John Davies (swimmer)

John Davies (swimmer)

John G. Davies (born 17 May 1929 in Willoughby, New South Wales) was an Australian breaststroke swimmer of the 1940s and 1950s who won a gold medal in the 200m breaststroke at the 1952 Summer Olympics in Helsinki. After retiring from swimming, he became a prominent lawyer in California, and after becoming a naturalized American, he was appointed a judge of the United States District Court by Ronald Reagan in 1986, and presided over the trial of the Los Angeles Police Department officers charged with assaulting Rodney King.

Growing up in Willoughby, Sydney, where his father was an accountant and his mother a nurse, Davies learnt to swim at the tidal pool in Northbridge, where he enjoyed competing against his friends. He and his brother spent their teenage years separated from their father, who joined the Royal Australian Air Force and was a Japanese prisoner of war for three years. Davies left Narrabeen High School in 1945 and worked for the Caltex oil company, who often granted him leave to compete at swimming competitions. He entered and won both breaststroke events at the 1946 New South Wales Championships held at Manly.
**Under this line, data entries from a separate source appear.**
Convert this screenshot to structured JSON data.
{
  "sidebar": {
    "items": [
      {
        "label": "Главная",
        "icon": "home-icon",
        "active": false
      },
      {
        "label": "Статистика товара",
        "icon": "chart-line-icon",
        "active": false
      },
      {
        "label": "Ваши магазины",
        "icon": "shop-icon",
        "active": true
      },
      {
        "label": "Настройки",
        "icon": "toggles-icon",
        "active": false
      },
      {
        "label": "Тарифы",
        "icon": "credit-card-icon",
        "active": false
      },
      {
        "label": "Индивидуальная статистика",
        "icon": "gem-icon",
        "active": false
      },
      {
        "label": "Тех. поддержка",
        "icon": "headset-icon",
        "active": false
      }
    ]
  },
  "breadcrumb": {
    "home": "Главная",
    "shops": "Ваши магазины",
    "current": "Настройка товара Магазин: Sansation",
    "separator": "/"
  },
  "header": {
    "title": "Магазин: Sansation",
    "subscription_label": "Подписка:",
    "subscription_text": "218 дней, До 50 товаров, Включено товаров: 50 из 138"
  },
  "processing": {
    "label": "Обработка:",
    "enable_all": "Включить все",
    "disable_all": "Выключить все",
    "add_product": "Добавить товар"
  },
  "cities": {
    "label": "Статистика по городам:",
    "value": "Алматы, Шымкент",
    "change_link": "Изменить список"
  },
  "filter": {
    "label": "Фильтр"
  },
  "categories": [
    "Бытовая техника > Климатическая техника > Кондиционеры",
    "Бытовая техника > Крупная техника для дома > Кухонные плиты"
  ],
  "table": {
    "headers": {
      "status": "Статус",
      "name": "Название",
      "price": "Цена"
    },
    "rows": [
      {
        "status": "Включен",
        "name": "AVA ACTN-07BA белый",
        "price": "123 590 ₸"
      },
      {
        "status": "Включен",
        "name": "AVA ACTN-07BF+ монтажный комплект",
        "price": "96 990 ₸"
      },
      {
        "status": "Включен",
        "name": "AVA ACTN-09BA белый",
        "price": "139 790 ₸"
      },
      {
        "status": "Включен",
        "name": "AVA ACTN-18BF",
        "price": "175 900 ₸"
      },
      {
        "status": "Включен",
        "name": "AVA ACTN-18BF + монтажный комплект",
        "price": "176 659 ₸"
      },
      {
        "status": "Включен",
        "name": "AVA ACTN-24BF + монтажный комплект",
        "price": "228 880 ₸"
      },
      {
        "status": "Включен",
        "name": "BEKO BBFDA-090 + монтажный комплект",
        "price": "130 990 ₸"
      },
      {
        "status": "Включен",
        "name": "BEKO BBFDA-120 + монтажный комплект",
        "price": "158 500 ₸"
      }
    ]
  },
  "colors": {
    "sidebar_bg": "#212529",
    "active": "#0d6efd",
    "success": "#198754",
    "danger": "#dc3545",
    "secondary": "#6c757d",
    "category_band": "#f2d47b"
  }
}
He began to train under Forbes Carlile in 1947 and won the 220yd breaststroke at the Australian Championships, as well as helping New South Wales to win the 3x110yd medley relay. He repeated these victories at the 1948 Australian Championships, earning selection for the 1948 Summer Olympics in London at the age of 19. In the lead up to the Games, he won two races in London. Davies came second in his heat and fourth in his semifinal with an Australian record 2m 44.8s to qualify for the final of the 200m breaststroke. Davies set a new Australian record in the final, recording a time of 2m 43.7s. Although his time was recorded by the timekeepers to be 0.2s faster than the bronze medallist R Sohl of the United States, the judges believed that Sohl had touched first and awarded him the bronze.

After the Games, Davies enrolled at the University of Michigan in Ann Arbor, where he trained under the guidance of Matt Mann. Without scholarship support available for swimmers in that era, he pursued a Political Science degree, while supporting himself by washing dishes and working at the International Student Centre. Mann also altered Davies's style, changing from the even-paced racing of Carlile to an early-attack oriented style of swimming. Davies managed a second placing at the 200yd breaststroke at the NCAA Championships in 1948, but failed to place in 1949 and 1950. In 1951 he won the 200m breaststroke at the US Championships and in 1952 won the 200yd breaststroke short course at the US Championships. The Australian Olympic Federation granted him an exemption from the Australian Championships and selected him for the 1952 Summer Olympics in Helsinki. He trained with fellow team member John Marshall at Yale University under Robert Kiphuth while the rest of the Australian team trained in Townsville.

Davies arrived in Helsinki as the favourite after setting a 200yd breaststroke world record earlier in the year, but after a poor time trial a week before the Games, he was forced to restrict his training to under a kilometre per day and sleep for 20 hours daily. Davies was not the fastest qualifier in the heats, but broke the Olympic record in the semifinals to qualify fastest for the final. Swimming in his even paced style, Davies trailed by more than 2 seconds at the 100m mark, but overhauled his rivals, pipping the United States' Bowen Stassforth by 0.3s to set a new Olympic record time of 2m 34.4s.